New Delhi: The Supreme Court sought to know from the relatives of miners, who were trapped in an illegal mine in Meghalaya three months ago, whether they want to recover the bodies which might have been "decomposed" by now.

A total of 15 miners were trapped on December 13 last year in an illegal coal mine at Ksan in East Jaintia Hills district of Meghalaya, about 3.7 km deep inside a forest, when water from the nearby Lytein river gushed into it.

Only two bodies have been recovered from the mine so far.

The top court is hearing a plea which had sought urgent steps for rescuing the miners trapped in the rat-hole mine.

A bench of Justices SA Bobde and SK Kaul told the petitioner to ask the family members of the trapped miners as to whether they want to get the bodies recovered.

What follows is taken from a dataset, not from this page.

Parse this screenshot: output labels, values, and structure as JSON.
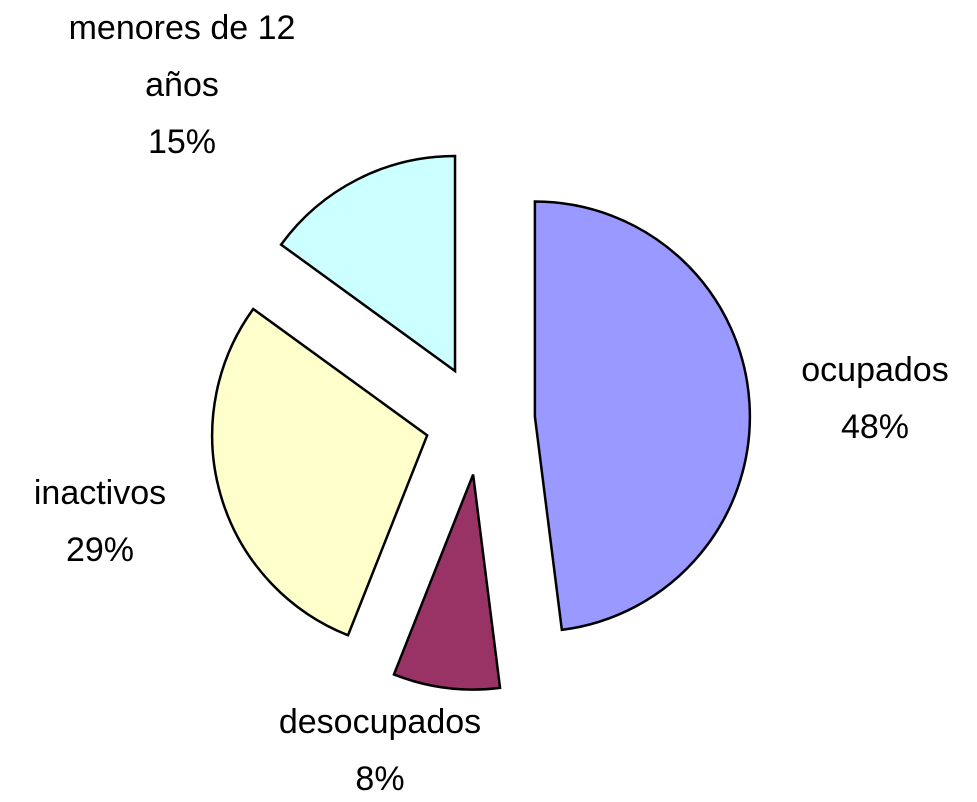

"The petitioner is directed to ascertain from the relatives of the deceased if they wish to have the bodies recovered having regard to the fact that they may be already in a completely decomposed condition," the bench said in its order.

The top court also directed Dr Sudhir Kumar, Hydrologist of Roorkee's National Institute of Hydrologist to visit the site and after re-appraisal, submit a report pointing out if pumping of water being done there for de-watering is adequate.

"The hydrologist may also suggest what needs to be done in the future for recovering the bodies," the bench said, and posted the matter for further hearing in first week of April.

Last month, the court had said high-powered pumps of Kirloskar company be airlifted and installed immediately for de-watering of the mine.

It had also issued a show-cause notice to the mine owner saying it would consider granting compensation to the family members of the victims as prime facie responsibility and liability of the mishap is of the mine owner.

The Meghalaya government had earlier told the court that 11 crore litre of water was pumped out from the mine between February 8 and 16 but water was getting replenished from the nearby river due to the topography there.

Rat-hole mining involves digging of narrow tunnels, usually three-four feet high, for workers to enter and extract coal. The horizontal tunnels are often termed "rat holes" as each just about fits one person.